100 A new medium-secure forensic mental health facility should be established as an approved mental health service for adults with a mental illness who are subject to supervision orders under the Crimes (Mental Impairment and Unfitness to be Tried) Act 1997 (Vic).

101 The Department of Health and the Department of Human Services should develop workforce strategies to increase the capacity of the general mental health and disability sectors to undertake forensic mental health and disability work. Such strategies could include the development of guidelines on decision making in relation to supervision orders.

Police contact with people subject to supervision orders

102 Victoria Police should add a flag to the ‘attendance module’ in the Law Enforcement Assistance Program (LEAP) database to enable data to be entered and accessed that will immediately notify a police officer that a person is subject to a supervision order under the Crimes (Mental Impairment and Unfitness to be Tried) Act 1997 (Vic).

Improving the suitability of the system for people with an intellectual disability or other cognitive impairment

103 Section 26 of the Crimes (Mental Impairment and Unfitness to be Tried) Act 1997 (Vic) should be amended to require a court, when making a supervision order in respect of a person, to specify the department that is responsible for the person’s supervision.

104 A requirement should be added to section 26 of the Crimes (Mental Impairment and Unfitness to be Tried) Act 1997 (Vic) that the department which is specified as having responsibility for the person’s supervision must prepare a treatment plan for the person on the supervision order.
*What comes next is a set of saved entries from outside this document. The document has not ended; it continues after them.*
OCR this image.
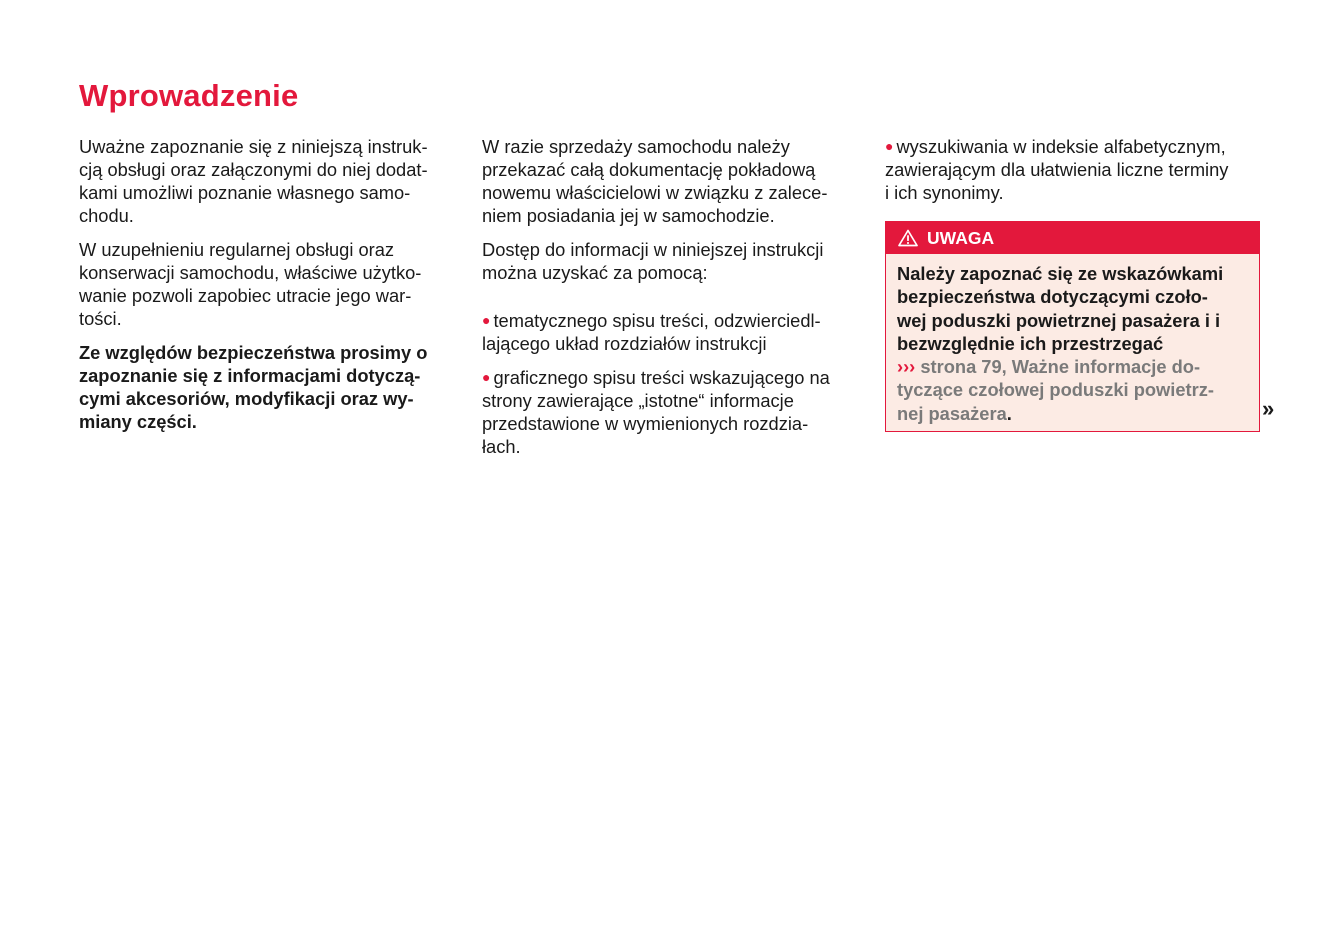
Wprowadzenie

Uważne zapoznanie się z niniejszą instruk-
cją obsługi oraz załączonymi do niej dodat-
kami umożliwi poznanie własnego samo-
chodu.

W uzupełnieniu regularnej obsługi oraz
konserwacji samochodu, właściwe użytko-
wanie pozwoli zapobiec utracie jego war-
tości.

Ze względów bezpieczeństwa prosimy o
zapoznanie się z informacjami dotyczą-
cymi akcesoriów, modyfikacji oraz wy-
miany części.

W razie sprzedaży samochodu należy
przekazać całą dokumentację pokładową
nowemu właścicielowi w związku z zalece-
niem posiadania jej w samochodzie.

Dostęp do informacji w niniejszej instrukcji
można uzyskać za pomocą:

● tematycznego spisu treści, odzwierciedl-
lającego układ rozdziałów instrukcji

● graficznego spisu treści wskazującego na
strony zawierające „istotne“ informacje
przedstawione w wymienionych rozdzia-
łach.

● wyszukiwania w indeksie alfabetycznym,
zawierającym dla ułatwienia liczne terminy
i ich synonimy.

UWAGA
Należy zapoznać się ze wskazówkami
bezpieczeństwa dotyczącymi czoło-
wej poduszki powietrznej pasażera i i
bezwzględnie ich przestrzegać
››› strona 79, Ważne informacje do-
tyczące czołowej poduszki powietrz-
nej pasażera.	»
105 Section 40(e) of the Crimes (Mental Impairment and Unfitness to be Tried) Act 1997 (Vic) should be amended to require that the court have regard to ‘whether there are adequate resources available for treatment, support or services in the community’.

106 The definition of ‘compulsory treatment’ in the Disability Act 2006 (Vic) should be amended to include people subject to a supervision order that designates the Secretary to the Department of Human Services as responsible for the person’s supervision.

Interstate transfer orders

107 Sections 73D and 73E of the Crimes (Mental Impairment and Unfitness to be Tried) Act 1997 (Vic) should be amended to provide that:

(a) the relevant Secretary has the power to make an order authorising the interstate transfer of a person, and

(b) sections 73D(2)(a) and 73E(2)(a) allow either the Chief Psychiatrist or the Secretary of the Department of Human Services to certify that the transfer is of benefit to the person and that facilities and services are available.